Но вот появились два высоких генерала, один пехотинец, другой танкист, их приветствовали двойными залпами, даже Кемпер в их честь извлек из своего кишечника нужную порцию гремучего газа, чем окончательно покорил всех гостей, и генералы, чтобы не плестись в хвосте, тоже приостановились на пороге и стали дуться и краснеть, и пехотинец первый выпустил из себя что-то тихое, свистящее, чуть слышное, а танкист, еще немного потужившись, гахнул, как из гаубицы, и, заржав от удовольствия, промолвил первые за тот вечер слова в «Презрении»:

— Черт его подери, мы, танкисты, привыкли к массированному огню! Не правду ли я говорю, доктор?

Потом Кемпер произнес коротенькую речь. Германия побеждена, им запрещено все, о чем могут мечтать настоящие мужчины, то есть солдаты, ибо настоящие мужчины всегда были и будут только солдатами. Но кто запретит им вспоминать о своем мужестве, о своем здоровом духе? Он долго думал над тем, как бы лучше всего продемонстрировать немецкий дух, не задевая старой проститутки — политики, и пришел к выводу… Собственно, все присутствующие уже увидели и, кажется, должным образом оценили. Отныне в заведении «Презрение» всегда открыты двери для всех ветеранов и для их сыновей, а если кто захочет привести сюда настоящих немецких женщин, то пусть делает и это… Тут никогда не будет никаких речей, значит, никто их не обвинит в незаконных сборищах… Пусть за каждым столиком звучат рассказы о бессмертии немецкого духа, а тем временем истинно немецкие желудки пусть демонстрируют свою несравненную мощь и свое совершеннейшее презрение ко всем так называемым прилично-цивилизованным, а на самом деле хилым унтер-меншевским желудкам… Да, его заведение будет самым дорогим в городе, но пусть никого не пугают высокие цены за вход в это пристанище немецкого духа, ибо нет такой цены, какой бы не заплатил каждый из нас, чтобы только вновь наступили лучшие времена…

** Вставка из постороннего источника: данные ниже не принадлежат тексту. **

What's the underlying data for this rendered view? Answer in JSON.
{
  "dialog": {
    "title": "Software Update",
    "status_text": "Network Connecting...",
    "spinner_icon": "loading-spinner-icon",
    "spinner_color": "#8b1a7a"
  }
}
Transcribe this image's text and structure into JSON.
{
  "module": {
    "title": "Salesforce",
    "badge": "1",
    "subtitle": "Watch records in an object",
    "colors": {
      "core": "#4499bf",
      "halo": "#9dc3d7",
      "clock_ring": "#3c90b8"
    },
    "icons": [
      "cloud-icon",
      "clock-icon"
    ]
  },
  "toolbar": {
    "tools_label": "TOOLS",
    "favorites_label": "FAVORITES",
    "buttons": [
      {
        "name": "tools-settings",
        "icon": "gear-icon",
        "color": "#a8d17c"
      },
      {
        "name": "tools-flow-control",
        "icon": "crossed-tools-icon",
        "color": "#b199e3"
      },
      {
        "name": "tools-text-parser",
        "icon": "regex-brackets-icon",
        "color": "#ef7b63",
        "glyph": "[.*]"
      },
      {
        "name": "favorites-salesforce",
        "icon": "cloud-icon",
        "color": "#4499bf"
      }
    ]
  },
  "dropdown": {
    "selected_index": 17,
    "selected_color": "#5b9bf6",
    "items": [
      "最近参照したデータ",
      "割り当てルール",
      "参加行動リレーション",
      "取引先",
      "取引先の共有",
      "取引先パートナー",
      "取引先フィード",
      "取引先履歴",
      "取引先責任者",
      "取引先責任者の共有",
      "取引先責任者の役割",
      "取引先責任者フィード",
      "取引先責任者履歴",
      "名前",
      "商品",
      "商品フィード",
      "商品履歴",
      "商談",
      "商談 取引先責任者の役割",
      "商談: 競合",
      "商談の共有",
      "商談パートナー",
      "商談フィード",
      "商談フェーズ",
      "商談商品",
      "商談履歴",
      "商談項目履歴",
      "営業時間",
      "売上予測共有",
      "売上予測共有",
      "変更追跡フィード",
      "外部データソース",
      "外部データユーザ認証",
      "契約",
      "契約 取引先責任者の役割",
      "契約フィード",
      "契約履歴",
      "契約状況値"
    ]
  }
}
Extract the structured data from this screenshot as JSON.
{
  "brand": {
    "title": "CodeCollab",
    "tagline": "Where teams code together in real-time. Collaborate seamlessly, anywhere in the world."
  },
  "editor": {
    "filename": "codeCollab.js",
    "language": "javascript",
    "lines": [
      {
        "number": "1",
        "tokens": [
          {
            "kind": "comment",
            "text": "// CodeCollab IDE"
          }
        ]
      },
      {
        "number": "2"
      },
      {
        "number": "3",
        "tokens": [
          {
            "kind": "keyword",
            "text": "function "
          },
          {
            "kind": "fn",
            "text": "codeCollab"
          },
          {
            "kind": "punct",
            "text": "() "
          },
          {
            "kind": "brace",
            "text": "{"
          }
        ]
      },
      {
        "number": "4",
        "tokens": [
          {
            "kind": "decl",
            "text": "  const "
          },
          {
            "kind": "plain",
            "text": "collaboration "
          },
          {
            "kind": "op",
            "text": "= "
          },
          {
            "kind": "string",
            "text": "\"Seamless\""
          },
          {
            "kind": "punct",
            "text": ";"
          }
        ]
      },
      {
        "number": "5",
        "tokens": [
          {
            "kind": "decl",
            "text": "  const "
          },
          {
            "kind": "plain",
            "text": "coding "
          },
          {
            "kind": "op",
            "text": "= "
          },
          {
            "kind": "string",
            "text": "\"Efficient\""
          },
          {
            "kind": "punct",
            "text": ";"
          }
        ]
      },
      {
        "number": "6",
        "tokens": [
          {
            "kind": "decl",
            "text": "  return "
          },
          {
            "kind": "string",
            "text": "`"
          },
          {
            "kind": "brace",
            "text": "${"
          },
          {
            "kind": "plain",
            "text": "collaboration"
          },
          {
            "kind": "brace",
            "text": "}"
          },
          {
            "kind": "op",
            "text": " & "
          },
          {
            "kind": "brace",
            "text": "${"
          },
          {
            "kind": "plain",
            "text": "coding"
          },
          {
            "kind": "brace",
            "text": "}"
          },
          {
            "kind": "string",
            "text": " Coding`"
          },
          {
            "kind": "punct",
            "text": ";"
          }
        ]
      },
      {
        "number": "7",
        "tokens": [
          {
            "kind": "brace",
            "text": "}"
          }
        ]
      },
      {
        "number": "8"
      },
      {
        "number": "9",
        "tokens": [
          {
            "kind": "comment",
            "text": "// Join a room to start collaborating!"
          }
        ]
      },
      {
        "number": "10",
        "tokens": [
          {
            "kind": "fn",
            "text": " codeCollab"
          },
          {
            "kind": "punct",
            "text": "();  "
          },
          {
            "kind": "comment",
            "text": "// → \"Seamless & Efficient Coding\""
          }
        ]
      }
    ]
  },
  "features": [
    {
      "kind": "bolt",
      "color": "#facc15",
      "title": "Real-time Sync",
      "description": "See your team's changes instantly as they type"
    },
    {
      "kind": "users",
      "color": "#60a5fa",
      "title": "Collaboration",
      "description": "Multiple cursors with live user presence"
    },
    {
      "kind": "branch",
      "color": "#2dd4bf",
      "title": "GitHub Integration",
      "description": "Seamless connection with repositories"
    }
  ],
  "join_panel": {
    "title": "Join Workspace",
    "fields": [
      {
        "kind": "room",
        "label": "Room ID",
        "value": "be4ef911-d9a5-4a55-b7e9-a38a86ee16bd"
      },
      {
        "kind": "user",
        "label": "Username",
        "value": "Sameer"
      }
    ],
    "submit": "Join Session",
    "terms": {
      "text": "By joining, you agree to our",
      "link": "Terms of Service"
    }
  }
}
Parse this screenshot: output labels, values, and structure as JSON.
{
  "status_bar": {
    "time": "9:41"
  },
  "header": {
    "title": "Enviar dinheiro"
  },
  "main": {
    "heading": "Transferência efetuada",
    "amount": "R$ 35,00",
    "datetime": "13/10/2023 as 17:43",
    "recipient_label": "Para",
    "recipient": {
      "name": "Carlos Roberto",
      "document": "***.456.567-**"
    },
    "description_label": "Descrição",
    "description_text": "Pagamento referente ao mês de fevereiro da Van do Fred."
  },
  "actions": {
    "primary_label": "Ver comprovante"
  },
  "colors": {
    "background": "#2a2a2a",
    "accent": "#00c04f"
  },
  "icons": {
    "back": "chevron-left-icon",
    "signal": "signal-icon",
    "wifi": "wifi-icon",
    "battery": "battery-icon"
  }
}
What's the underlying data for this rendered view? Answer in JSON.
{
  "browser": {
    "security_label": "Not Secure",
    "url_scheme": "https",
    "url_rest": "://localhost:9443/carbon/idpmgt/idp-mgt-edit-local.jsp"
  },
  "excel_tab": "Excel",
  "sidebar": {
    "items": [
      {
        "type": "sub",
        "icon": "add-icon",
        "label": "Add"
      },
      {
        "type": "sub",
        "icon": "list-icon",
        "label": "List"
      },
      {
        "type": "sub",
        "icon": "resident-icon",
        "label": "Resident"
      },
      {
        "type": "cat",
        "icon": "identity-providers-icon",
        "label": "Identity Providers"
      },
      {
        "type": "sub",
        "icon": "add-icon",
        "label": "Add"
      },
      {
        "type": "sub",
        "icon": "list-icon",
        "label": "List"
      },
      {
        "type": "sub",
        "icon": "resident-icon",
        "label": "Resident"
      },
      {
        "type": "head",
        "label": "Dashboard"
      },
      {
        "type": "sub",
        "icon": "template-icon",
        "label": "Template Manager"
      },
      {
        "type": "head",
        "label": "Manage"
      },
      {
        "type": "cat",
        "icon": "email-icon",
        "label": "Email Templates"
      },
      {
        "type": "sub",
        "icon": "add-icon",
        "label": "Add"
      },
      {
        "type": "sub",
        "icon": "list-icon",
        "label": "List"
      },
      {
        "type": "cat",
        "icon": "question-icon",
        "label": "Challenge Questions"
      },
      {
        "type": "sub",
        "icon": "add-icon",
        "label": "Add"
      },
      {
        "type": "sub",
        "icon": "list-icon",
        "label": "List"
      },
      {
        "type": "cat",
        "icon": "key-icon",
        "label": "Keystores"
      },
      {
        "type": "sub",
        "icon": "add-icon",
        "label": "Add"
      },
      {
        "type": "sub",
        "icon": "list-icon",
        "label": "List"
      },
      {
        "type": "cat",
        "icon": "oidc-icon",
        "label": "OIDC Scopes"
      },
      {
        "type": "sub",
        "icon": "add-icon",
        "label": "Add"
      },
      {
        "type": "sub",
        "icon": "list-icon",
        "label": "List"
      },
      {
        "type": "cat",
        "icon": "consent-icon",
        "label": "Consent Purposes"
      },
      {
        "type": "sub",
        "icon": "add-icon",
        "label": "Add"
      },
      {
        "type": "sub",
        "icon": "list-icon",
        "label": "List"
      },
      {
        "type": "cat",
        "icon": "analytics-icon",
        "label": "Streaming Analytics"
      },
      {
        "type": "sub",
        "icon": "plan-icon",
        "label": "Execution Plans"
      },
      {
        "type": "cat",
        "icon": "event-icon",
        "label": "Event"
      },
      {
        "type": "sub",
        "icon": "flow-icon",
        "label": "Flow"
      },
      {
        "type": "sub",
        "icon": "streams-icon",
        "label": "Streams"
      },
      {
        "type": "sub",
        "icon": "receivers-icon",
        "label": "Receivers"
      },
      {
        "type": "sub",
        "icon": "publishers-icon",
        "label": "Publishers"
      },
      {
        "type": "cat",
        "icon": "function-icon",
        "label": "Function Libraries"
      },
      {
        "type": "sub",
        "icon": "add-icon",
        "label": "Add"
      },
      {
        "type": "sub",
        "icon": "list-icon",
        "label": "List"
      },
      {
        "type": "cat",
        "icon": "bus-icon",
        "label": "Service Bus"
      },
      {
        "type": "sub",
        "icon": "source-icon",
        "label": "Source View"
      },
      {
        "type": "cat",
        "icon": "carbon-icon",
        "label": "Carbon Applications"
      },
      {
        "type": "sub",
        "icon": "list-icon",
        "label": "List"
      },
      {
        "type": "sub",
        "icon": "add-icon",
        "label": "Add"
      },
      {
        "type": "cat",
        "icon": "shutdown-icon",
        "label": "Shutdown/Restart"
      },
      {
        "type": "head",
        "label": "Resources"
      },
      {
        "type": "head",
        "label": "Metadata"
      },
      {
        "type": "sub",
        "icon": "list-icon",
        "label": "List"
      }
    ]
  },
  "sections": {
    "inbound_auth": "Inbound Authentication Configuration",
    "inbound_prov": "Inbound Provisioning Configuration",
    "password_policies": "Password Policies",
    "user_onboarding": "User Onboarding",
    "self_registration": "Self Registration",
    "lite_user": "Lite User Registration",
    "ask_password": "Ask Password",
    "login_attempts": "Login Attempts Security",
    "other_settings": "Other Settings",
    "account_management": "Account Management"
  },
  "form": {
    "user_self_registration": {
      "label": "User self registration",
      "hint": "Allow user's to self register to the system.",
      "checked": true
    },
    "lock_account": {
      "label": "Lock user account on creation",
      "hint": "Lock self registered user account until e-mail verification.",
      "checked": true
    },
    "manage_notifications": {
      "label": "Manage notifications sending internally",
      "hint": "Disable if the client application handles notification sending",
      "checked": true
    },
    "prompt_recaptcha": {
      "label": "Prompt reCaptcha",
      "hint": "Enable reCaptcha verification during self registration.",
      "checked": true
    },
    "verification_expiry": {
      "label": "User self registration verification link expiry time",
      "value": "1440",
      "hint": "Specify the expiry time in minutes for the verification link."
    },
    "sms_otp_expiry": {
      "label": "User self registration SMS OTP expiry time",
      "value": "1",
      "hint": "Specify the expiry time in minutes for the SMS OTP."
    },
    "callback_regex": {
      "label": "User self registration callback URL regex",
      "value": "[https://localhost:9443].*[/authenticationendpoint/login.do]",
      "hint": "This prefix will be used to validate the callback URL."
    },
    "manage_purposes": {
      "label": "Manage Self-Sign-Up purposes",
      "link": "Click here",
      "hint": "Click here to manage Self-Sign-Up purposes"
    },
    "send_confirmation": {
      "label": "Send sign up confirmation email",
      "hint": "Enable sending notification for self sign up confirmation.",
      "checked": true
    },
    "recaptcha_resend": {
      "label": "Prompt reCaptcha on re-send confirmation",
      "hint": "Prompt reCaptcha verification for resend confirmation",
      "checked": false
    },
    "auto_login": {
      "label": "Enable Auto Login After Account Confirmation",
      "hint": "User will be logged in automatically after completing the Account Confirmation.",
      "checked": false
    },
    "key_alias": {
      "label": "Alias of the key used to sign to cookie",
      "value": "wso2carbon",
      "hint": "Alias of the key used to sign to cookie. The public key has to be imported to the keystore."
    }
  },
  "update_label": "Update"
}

Кельнеры стали обносить столы яствами и напитками-и надо сказать, что Кемпер, по тем временам, оказался истинным чародеем. Тут была крепкая немецкая еда, о которой уже давно все забыли, приученные к постному американскому пайку. Были жареные свиные ребрышки с капустой и гороховый суп, настоящий эрбсезуппе с окороком, были сосиски и немецкая форель в молоке, были горы черно-зеленого шпината и савойской капусты, и кольраби, начиненные гусиными потрохами, и жирные каплуны из Пфальца, а запивалось все это кюммелем, и монастырскими настойками на дюжине трав, и пивом — светлым и черным, и добрым ромом, экспортированным с Ямайки еще в довоенные времена. Такая пища давала добрую работу. для желудка, а основательная работа желудка всегда сопровождалась выделением основательных порций газов, а газы свидетельствовали о презрении истинных германцев ко всем тем, кто не был и не мог быть германцем. Ярема сидел среди этих чужих людей, и ему в голову лезло лишь одно воспоминание из далекого детства, когда он еще жил в отцовской хате, имел и отца, и мать, и даже первую (и, кажется, единственную в жизни) игрушку: смешного глиняного панка на спиральной пружине. Толстый глиняный панок, сложив коротенькие ножки, сидел на конце пружинки и от малейшего нажатия пальца начинал послушно подпрыгивать и дергаться, словно на него напала икота.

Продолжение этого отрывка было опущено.